Today, the large blue house flag, initialled Wm McC & Co. Ltd, of Derry merchants William McCorkell & Co, together with nameplate, figurehead (of a woman with golden hair and green dress with red trim) and bell of their flagship the Minnehaha are on display in Derry’s Harbour Museum.

The Minnehaha, built in New Brunswick, Canada at a cost of $72,000, was acquired by William McCorkell & Co, in 1860, for the North American passenger trade. For the next twelve years this fine clipper, known in its New York, East River berth as the “the green yacht from Derry”, carried emigrants to New York, usually making two voyages per year, in an average of twenty-seven days; the spring voyage of 1869 taking just twenty days, and nineteen days back. The Minnehaha maintained a passenger service from Derry to New York throughout the American Civil War.
In the 1860s the McCorkell Line demonstrated that first-class sailing ships could compete with steam on the North American passenger run. They had five ships plying between Derry and the US cities of New York and Philadelphia: the Mohongo; Minnehaha, Stadacona, Village Belle and Lady Emily Peel.
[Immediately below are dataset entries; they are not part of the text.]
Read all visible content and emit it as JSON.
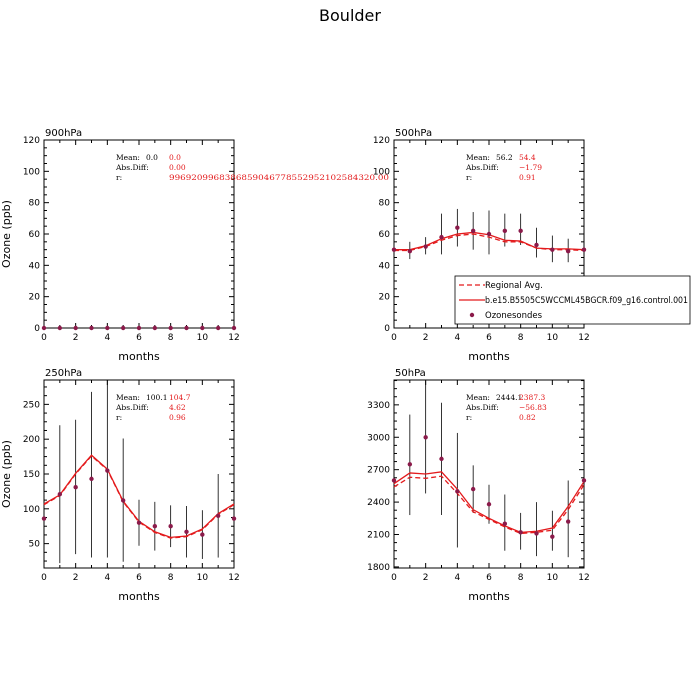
{
  "title": "Boulder",
  "colors": {
    "model": "#e31a1c",
    "obs": "#8b1a4a",
    "obs_bar": "#000000",
    "axis": "#000000"
  },
  "legend": [
    {
      "label": "Regional Avg.",
      "style": "dashed-line"
    },
    {
      "label": "b.e15.B5505C5WCCML45BGCR.f09_g16.control.001",
      "style": "solid-line"
    },
    {
      "label": "Ozonesondes",
      "style": "marker"
    }
  ],
  "stat_labels": {
    "mean": "Mean:",
    "absdiff": "Abs.Diff:",
    "r": "r:"
  },
  "chart_data": [
    {
      "type": "line",
      "title": "900hPa",
      "xlabel": "months",
      "ylabel": "Ozone (ppb)",
      "xlim": [
        0,
        12
      ],
      "ylim": [
        0,
        120
      ],
      "xticks": [
        "0",
        "2",
        "4",
        "6",
        "8",
        "10",
        "12"
      ],
      "xtick_values": [
        0,
        2,
        4,
        6,
        8,
        10,
        12
      ],
      "yticks": [
        "0",
        "20",
        "40",
        "60",
        "80",
        "100",
        "120"
      ],
      "ytick_values": [
        0,
        20,
        40,
        60,
        80,
        100,
        120
      ],
      "stats": {
        "mean_obs": "0.0",
        "mean_model": "0.0",
        "absdiff": "0.00",
        "r": "99692099683868590467785529521025843​20.00"
      },
      "x": [
        0,
        1,
        2,
        3,
        4,
        5,
        6,
        7,
        8,
        9,
        10,
        11,
        12
      ],
      "regional": [],
      "model": [],
      "obs": [
        0,
        0,
        0,
        0,
        0,
        0,
        0,
        0,
        0,
        0,
        0,
        0,
        0
      ],
      "obs_low": [],
      "obs_high": []
    },
    {
      "type": "line",
      "title": "500hPa",
      "xlabel": "months",
      "ylabel": "",
      "xlim": [
        0,
        12
      ],
      "ylim": [
        0,
        120
      ],
      "xticks": [
        "0",
        "2",
        "4",
        "6",
        "8",
        "10",
        "12"
      ],
      "xtick_values": [
        0,
        2,
        4,
        6,
        8,
        10,
        12
      ],
      "yticks": [
        "0",
        "20",
        "40",
        "60",
        "80",
        "100",
        "120"
      ],
      "ytick_values": [
        0,
        20,
        40,
        60,
        80,
        100,
        120
      ],
      "stats": {
        "mean_obs": "56.2",
        "mean_model": "54.4",
        "absdiff": "−1.79",
        "r": "0.91"
      },
      "x": [
        0,
        1,
        2,
        3,
        4,
        5,
        6,
        7,
        8,
        9,
        10,
        11,
        12
      ],
      "regional": [
        49.5,
        49.5,
        52,
        56,
        59,
        60,
        58,
        55,
        55,
        51,
        50,
        50,
        49.5
      ],
      "model": [
        50,
        50,
        52.5,
        57,
        60,
        61,
        59.5,
        56,
        55.5,
        51,
        50.5,
        50.5,
        50
      ],
      "obs": [
        50,
        49,
        52,
        58,
        64,
        62,
        60,
        62,
        62,
        53,
        50,
        49,
        50
      ],
      "obs_low": [
        47,
        44,
        47,
        47,
        52,
        50,
        47,
        52,
        53,
        45,
        42,
        42,
        47
      ],
      "obs_high": [
        53,
        55,
        58,
        73,
        76,
        74,
        75,
        73,
        73,
        64,
        59,
        57,
        53
      ]
    },
    {
      "type": "line",
      "title": "250hPa",
      "xlabel": "months",
      "ylabel": "Ozone (ppb)",
      "xlim": [
        0,
        12
      ],
      "ylim": [
        15,
        285
      ],
      "xticks": [
        "0",
        "2",
        "4",
        "6",
        "8",
        "10",
        "12"
      ],
      "xtick_values": [
        0,
        2,
        4,
        6,
        8,
        10,
        12
      ],
      "yticks": [
        "50",
        "100",
        "150",
        "200",
        "250"
      ],
      "ytick_values": [
        50,
        100,
        150,
        200,
        250
      ],
      "stats": {
        "mean_obs": "100.1",
        "mean_model": "104.7",
        "absdiff": "4.62",
        "r": "0.96"
      },
      "x": [
        0,
        1,
        2,
        3,
        4,
        5,
        6,
        7,
        8,
        9,
        10,
        11,
        12
      ],
      "regional": [
        106,
        119,
        150,
        176,
        156,
        110,
        81,
        66,
        58,
        60,
        70,
        92,
        106
      ],
      "model": [
        107,
        120,
        151,
        177,
        157,
        111,
        82,
        67,
        59,
        61,
        71,
        93,
        107
      ],
      "obs": [
        86,
        121,
        131,
        143,
        155,
        112,
        80,
        75,
        75,
        67,
        63,
        90,
        86
      ],
      "obs_low": [
        33,
        22,
        35,
        30,
        30,
        24,
        47,
        40,
        45,
        30,
        28,
        30,
        33
      ],
      "obs_high": [
        139,
        220,
        228,
        268,
        285,
        201,
        113,
        110,
        105,
        104,
        98,
        150,
        139
      ]
    },
    {
      "type": "line",
      "title": "50hPa",
      "xlabel": "months",
      "ylabel": "",
      "xlim": [
        0,
        12
      ],
      "ylim": [
        1790,
        3530
      ],
      "xticks": [
        "0",
        "2",
        "4",
        "6",
        "8",
        "10",
        "12"
      ],
      "xtick_values": [
        0,
        2,
        4,
        6,
        8,
        10,
        12
      ],
      "yticks": [
        "1800",
        "2100",
        "2400",
        "2700",
        "3000",
        "3300"
      ],
      "ytick_values": [
        1800,
        2100,
        2400,
        2700,
        3000,
        3300
      ],
      "stats": {
        "mean_obs": "2444.1",
        "mean_model": "2387.3",
        "absdiff": "−56.83",
        "r": "0.82"
      },
      "x": [
        0,
        1,
        2,
        3,
        4,
        5,
        6,
        7,
        8,
        9,
        10,
        11,
        12
      ],
      "regional": [
        2540,
        2630,
        2620,
        2640,
        2480,
        2310,
        2240,
        2170,
        2110,
        2120,
        2140,
        2330,
        2560
      ],
      "model": [
        2570,
        2670,
        2660,
        2680,
        2520,
        2330,
        2250,
        2180,
        2120,
        2130,
        2160,
        2360,
        2590
      ],
      "obs": [
        2600,
        2750,
        3000,
        2800,
        2500,
        2520,
        2380,
        2200,
        2120,
        2110,
        2080,
        2220,
        2600
      ],
      "obs_low": [
        2510,
        2280,
        2480,
        2280,
        1980,
        2300,
        2200,
        1950,
        1960,
        1900,
        1950,
        1890,
        2510
      ],
      "obs_high": [
        2690,
        3210,
        3520,
        3320,
        3040,
        2740,
        2560,
        2470,
        2300,
        2400,
        2320,
        2600,
        2690
      ]
    }
  ]
}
The Song of Hiawatha by Henry Wandsworth Longfellow was a source of inspiration in the naming of many of the McCorkell ships, including their flagship the Minnehaha.
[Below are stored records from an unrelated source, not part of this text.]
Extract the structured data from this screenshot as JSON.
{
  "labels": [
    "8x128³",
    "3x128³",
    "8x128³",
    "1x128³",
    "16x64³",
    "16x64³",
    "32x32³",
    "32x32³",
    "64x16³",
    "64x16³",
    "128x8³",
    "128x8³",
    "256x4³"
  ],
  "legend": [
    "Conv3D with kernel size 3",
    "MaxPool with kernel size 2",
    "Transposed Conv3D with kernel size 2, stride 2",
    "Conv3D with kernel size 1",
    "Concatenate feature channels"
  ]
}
By the 1870s sailing ships could no longer compete with the speed, comfort and reliability of the transatlantic passenger steamers. In 1873 the Minnehaha made the last passenger voyage by a Derry-owned ship to New York. The Minnehaha then became, for the next fourteen years, a Baltimore grain carrier. Indeed, from 1873 to 1889 the McCorkell Line bought seven ships, principally for the Baltimore grain trade and, by 1881, they had a fleet of eight ships constantly employed in the Baltimore grain run.

With increasing competition from steamers and foreign sail in the late 1880s, together with the loss of three of their ships through shipwreck, including the Osseo in 1894, it was only a matter of time before the McCorkell Line withdrew from the Atlantic trade. The Minnehaha finished her days as a timber drogher until she was sold in 1895; and the sale of the Hiawatha in 1897 marked the end of the company’s involvement in the shipping trade.
The McCorkell family commissioned oil paintings of many, but not all, ships which sailed under the McCorkell flag from 1834 to 1897. Oil paintings were produced of the following McCorkell Line ships: Caroline, Erin, Harvester, Hiawatha, Minnehaha, Mohongo, Osseo, Oweenee, Village Belle and Wenonah.
Two of the McCorkell commissions were painted by Joseph Joshua Sempill. Sempill painted the Minnehaha and Village Belle, “in full sail with the main ‘course’ in the process of being furled”, as they entered Belfast Lough, off Whitehead, even though they operated out of Derry on Lough Foyle. He painted the Minnehaha in its full glory as a passenger carrying clipper, with three sets of full sails (see picture at top of page).
At least 65 ship portraits, painted by marine artist Joseph Joshua Sempill, have been identified in private and museum collections on both sides of the Atlantic which include museums in Canada such as Yarmouth County Museum, Nova Scotia and Maritime Museum of the Atlantic in Halifax and institutions in USA such as Maine Maritime Museum and Camden Public Library, Maine. These paintings have now been catalogued by Sam Davidson, honorary consultant (marine pictures) to the Maritime Museum, Liverpool and published in Marine Art & Ulster A Chronicle of Sail, Steam & Flag Codes (Jones-Sands Publishing, 2005).